Severity Classification of Code Smells Using Machine-Learning Methods
(Springer, 2023) Seema Dewangan; Rajwant Singh Rao; Sripriya Roy Chowdhuri; Manjari Gupta
Code smell detection can be very useful for minimizing maintenance costs and improving software quality. Code smells help developers/programmers, researchers to subjectively interpret design defects in different ways. Code smells instances can have varied size, intensity or severity which needs to be focused upon as they affect the software quality accordingly. Therefore, this study aims to detect the severity of code smells from code smell datasets. The severity of code smells is significant for reporting code smell detection performance, as it permits refactoring efforts to be prioritized.

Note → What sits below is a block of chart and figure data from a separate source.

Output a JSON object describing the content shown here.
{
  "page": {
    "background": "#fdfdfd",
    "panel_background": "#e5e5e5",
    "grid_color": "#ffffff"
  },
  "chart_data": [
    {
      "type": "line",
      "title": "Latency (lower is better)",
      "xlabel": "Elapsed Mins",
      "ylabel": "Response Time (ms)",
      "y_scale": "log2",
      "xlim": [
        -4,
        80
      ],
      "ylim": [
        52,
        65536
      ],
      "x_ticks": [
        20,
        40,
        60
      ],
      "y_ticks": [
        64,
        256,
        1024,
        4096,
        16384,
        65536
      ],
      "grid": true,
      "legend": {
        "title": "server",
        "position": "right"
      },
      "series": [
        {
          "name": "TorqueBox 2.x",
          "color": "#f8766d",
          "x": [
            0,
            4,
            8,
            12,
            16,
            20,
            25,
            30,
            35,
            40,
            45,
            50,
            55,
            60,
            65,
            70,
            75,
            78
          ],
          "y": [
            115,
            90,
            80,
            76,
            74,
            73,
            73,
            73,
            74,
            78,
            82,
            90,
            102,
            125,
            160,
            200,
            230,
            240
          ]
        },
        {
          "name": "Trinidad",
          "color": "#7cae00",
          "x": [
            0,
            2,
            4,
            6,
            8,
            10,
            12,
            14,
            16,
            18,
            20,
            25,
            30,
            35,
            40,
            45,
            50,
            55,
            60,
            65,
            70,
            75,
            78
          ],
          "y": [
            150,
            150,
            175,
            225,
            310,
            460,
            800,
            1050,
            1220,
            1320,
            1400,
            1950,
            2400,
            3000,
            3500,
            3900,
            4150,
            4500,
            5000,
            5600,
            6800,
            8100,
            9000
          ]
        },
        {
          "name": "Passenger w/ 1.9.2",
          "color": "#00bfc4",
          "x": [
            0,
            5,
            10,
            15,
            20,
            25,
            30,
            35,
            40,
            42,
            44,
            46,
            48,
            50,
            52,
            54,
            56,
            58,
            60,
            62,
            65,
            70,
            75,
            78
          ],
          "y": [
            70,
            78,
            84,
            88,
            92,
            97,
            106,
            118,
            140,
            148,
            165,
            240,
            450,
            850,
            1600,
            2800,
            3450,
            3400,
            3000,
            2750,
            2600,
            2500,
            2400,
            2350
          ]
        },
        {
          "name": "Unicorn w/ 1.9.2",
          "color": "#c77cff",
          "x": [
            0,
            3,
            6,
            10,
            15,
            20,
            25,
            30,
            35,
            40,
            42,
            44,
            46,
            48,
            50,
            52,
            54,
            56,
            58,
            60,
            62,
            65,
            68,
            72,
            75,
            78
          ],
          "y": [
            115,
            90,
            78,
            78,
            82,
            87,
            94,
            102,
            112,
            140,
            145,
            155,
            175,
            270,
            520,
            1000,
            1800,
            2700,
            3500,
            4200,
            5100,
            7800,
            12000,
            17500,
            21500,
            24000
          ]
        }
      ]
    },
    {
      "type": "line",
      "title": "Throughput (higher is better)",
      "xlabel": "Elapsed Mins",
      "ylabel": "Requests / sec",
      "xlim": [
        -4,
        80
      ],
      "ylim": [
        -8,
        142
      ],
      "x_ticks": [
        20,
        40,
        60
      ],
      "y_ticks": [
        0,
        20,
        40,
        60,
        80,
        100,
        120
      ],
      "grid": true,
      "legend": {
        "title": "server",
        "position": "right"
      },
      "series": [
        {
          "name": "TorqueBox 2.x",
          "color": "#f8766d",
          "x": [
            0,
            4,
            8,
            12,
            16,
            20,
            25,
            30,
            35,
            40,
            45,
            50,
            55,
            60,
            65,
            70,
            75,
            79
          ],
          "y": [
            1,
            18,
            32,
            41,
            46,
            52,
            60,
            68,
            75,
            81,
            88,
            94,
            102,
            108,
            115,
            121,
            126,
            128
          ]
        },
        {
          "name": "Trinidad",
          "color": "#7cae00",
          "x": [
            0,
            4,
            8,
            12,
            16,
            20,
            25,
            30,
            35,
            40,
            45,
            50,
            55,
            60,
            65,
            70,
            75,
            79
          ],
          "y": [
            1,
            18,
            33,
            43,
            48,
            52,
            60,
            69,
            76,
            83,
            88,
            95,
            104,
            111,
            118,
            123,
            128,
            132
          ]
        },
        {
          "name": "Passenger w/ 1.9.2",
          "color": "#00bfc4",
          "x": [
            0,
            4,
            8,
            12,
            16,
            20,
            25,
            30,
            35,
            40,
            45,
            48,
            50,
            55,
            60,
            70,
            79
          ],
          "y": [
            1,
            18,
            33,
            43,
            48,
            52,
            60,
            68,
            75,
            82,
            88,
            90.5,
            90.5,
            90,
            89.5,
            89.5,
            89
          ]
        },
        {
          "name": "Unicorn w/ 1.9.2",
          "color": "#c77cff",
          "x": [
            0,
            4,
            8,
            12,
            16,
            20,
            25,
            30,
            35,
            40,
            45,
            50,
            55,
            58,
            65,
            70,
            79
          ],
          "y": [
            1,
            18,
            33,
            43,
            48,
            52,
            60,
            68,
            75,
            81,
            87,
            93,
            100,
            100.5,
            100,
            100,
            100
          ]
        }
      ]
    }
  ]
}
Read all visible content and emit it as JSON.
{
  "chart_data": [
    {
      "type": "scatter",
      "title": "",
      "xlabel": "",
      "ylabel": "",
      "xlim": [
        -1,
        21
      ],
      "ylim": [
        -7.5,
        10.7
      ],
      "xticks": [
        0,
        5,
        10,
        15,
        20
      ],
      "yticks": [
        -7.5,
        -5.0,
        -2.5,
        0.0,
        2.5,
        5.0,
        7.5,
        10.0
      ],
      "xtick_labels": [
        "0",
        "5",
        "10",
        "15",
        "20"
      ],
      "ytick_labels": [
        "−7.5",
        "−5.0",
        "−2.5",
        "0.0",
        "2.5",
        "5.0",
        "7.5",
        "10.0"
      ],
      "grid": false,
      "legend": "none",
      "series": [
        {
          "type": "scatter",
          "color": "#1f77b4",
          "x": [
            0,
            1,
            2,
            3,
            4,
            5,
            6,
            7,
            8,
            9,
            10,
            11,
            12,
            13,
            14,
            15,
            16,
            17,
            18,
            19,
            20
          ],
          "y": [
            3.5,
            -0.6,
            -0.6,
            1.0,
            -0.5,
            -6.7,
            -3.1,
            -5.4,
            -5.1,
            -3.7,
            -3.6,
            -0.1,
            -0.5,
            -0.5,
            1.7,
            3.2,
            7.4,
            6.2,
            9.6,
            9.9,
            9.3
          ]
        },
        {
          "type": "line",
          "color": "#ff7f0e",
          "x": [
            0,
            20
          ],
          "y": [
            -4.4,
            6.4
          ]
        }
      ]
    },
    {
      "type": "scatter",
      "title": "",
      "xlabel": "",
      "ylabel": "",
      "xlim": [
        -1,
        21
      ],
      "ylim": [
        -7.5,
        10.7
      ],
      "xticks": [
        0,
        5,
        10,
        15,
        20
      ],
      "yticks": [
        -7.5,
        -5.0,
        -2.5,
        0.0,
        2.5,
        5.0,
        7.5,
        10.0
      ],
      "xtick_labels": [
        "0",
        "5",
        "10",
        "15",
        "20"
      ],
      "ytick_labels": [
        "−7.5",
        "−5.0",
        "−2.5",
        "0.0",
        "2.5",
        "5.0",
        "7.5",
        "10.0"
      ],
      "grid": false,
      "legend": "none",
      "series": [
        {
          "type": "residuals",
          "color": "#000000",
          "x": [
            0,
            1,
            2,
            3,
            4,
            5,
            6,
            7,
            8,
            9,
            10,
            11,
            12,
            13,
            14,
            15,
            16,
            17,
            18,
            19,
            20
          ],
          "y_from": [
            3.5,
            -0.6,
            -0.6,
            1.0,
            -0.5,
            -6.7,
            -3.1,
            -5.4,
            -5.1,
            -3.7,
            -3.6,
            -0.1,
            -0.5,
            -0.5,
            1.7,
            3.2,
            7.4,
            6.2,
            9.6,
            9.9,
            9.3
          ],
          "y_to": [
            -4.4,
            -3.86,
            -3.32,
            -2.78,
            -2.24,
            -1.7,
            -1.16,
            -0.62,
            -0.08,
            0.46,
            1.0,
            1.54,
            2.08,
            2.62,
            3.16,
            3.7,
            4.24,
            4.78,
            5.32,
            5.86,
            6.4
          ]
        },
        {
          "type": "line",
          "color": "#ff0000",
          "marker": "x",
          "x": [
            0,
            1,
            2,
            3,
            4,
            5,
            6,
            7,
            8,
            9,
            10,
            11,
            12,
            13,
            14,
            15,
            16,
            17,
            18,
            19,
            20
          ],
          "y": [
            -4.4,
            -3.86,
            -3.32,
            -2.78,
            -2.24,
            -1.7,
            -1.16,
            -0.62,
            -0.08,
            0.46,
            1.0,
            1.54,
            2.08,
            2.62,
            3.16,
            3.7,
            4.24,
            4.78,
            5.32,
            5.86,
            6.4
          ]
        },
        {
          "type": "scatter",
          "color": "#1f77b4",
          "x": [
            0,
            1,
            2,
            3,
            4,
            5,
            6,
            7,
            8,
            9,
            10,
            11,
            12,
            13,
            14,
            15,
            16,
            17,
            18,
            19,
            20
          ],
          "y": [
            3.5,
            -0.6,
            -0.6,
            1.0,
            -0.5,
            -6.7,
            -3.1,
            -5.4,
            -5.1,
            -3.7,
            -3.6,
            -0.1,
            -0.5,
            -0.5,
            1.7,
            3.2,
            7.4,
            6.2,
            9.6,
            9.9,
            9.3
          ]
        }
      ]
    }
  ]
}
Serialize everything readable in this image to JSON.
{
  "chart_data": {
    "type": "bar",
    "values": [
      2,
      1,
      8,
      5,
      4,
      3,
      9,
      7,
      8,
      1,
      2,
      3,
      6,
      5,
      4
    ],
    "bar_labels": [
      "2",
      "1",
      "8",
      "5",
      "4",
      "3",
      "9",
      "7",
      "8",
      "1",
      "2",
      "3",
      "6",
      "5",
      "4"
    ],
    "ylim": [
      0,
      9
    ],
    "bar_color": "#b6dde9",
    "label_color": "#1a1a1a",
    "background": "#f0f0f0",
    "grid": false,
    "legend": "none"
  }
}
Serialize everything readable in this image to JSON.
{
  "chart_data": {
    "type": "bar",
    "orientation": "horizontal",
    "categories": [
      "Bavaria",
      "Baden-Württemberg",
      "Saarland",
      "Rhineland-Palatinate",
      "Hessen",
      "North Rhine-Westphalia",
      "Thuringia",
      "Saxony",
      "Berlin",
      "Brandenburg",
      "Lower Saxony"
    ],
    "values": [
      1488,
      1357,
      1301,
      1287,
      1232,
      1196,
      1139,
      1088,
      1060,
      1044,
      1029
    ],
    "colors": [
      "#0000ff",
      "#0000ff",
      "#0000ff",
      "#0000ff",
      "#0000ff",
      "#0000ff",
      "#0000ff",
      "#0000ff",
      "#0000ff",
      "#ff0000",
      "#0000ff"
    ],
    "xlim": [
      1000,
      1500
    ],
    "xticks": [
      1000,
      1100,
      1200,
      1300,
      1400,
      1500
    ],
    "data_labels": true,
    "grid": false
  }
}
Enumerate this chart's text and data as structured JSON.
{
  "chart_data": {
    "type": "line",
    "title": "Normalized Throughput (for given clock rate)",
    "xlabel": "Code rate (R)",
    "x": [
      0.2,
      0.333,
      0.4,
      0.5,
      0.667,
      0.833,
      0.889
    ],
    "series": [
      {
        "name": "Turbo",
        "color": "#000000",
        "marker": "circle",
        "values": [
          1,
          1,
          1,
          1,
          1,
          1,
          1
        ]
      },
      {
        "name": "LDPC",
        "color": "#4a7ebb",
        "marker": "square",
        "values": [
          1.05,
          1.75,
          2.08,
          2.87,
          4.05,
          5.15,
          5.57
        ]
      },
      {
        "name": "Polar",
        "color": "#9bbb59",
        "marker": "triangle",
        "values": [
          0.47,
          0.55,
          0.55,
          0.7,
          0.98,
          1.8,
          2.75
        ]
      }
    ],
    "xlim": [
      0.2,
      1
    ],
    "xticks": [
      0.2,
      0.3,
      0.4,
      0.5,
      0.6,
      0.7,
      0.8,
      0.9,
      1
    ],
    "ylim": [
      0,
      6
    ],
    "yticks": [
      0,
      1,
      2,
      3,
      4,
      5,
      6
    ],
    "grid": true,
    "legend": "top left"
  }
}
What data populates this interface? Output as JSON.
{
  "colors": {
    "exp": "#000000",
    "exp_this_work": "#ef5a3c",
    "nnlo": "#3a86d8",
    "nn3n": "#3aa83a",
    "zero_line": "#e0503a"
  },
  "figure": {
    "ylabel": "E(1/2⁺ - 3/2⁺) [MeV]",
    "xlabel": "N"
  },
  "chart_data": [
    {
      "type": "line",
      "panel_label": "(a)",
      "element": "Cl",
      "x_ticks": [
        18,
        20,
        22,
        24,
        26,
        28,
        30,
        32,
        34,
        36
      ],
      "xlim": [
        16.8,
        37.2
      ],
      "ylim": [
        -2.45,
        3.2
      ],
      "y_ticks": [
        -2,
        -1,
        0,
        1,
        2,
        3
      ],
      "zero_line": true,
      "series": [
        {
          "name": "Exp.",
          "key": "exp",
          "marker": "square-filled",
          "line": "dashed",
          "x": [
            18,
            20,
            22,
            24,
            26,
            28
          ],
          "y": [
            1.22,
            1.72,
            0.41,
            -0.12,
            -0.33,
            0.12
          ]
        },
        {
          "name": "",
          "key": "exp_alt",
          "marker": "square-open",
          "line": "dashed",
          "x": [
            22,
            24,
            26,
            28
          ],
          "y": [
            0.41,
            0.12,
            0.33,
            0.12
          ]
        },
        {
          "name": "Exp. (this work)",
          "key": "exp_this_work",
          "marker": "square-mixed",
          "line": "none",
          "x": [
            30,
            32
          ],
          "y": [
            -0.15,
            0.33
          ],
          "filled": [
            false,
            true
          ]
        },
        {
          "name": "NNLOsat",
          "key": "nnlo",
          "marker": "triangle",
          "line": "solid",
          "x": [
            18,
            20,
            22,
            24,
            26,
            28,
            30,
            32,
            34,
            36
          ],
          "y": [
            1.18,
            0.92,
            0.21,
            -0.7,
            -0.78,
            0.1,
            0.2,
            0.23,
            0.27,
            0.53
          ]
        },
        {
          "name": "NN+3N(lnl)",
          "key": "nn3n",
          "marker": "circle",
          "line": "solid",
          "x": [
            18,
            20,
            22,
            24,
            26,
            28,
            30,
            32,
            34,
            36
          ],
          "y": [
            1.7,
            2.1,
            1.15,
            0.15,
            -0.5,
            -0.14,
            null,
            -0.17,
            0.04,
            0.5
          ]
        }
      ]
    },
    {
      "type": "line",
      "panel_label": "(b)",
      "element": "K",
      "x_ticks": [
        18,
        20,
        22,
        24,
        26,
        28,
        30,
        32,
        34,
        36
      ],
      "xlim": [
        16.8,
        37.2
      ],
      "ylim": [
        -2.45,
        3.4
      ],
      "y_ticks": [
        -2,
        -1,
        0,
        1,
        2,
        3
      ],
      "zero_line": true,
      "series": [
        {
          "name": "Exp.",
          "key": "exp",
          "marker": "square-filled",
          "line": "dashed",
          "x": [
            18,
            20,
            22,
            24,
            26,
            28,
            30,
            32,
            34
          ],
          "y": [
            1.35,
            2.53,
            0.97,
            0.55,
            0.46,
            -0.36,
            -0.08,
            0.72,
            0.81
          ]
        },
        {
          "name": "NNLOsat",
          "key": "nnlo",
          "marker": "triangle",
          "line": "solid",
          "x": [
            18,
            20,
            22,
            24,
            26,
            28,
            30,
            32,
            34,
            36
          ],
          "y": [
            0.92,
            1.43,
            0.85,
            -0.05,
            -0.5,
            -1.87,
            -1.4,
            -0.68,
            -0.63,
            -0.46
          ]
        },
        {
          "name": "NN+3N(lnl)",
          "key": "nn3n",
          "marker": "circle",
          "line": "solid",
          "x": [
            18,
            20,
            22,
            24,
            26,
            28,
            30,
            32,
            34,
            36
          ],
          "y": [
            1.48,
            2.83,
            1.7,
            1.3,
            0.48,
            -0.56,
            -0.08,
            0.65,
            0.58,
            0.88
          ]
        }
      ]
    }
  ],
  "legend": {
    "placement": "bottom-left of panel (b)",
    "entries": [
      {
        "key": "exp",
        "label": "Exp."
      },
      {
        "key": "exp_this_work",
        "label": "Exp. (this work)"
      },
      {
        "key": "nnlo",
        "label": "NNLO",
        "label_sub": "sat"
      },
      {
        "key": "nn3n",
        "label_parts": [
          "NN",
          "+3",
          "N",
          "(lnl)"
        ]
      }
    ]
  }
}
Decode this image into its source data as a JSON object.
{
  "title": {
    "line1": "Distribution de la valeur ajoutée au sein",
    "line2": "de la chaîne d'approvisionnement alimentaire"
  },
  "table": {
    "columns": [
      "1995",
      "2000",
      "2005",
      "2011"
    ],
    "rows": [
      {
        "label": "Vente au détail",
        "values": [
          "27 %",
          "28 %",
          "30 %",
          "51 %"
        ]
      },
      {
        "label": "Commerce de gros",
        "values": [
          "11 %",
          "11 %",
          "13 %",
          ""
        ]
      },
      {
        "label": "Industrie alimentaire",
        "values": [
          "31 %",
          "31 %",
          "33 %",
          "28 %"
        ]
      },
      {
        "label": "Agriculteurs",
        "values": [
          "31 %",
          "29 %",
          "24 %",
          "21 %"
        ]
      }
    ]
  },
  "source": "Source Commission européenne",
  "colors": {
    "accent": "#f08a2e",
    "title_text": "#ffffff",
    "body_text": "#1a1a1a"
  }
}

Code smell severity also describes extent of effort required during software maintenance. In our work, we have considered four code smells severity datasets to detect the severity of code smell. These datasets are data class, god class, feature envy and long method code smells. This paper uses four machine-learning and three ensemble learning approaches to identify the severity of code smells. To improve the models’ performance, we used fivefold cross-validation method: Chi-square-based feature selection algorithm and parameter optimization techniques. We applied two-parameter optimization techniques, namely grid search and random search and also compared their accuracy. The conclusion of this study is that the XG Boost model obtained an accuracy of 99.12%, using the Chi-square-based feature selection technique for the long method code smell dataset. In this study, the results show that ensemble learning is best as compared to machine learning for severity detection of code smells. © 2023, The Author(s), under exclusive licence to Springer Nature Singapore Pte Ltd.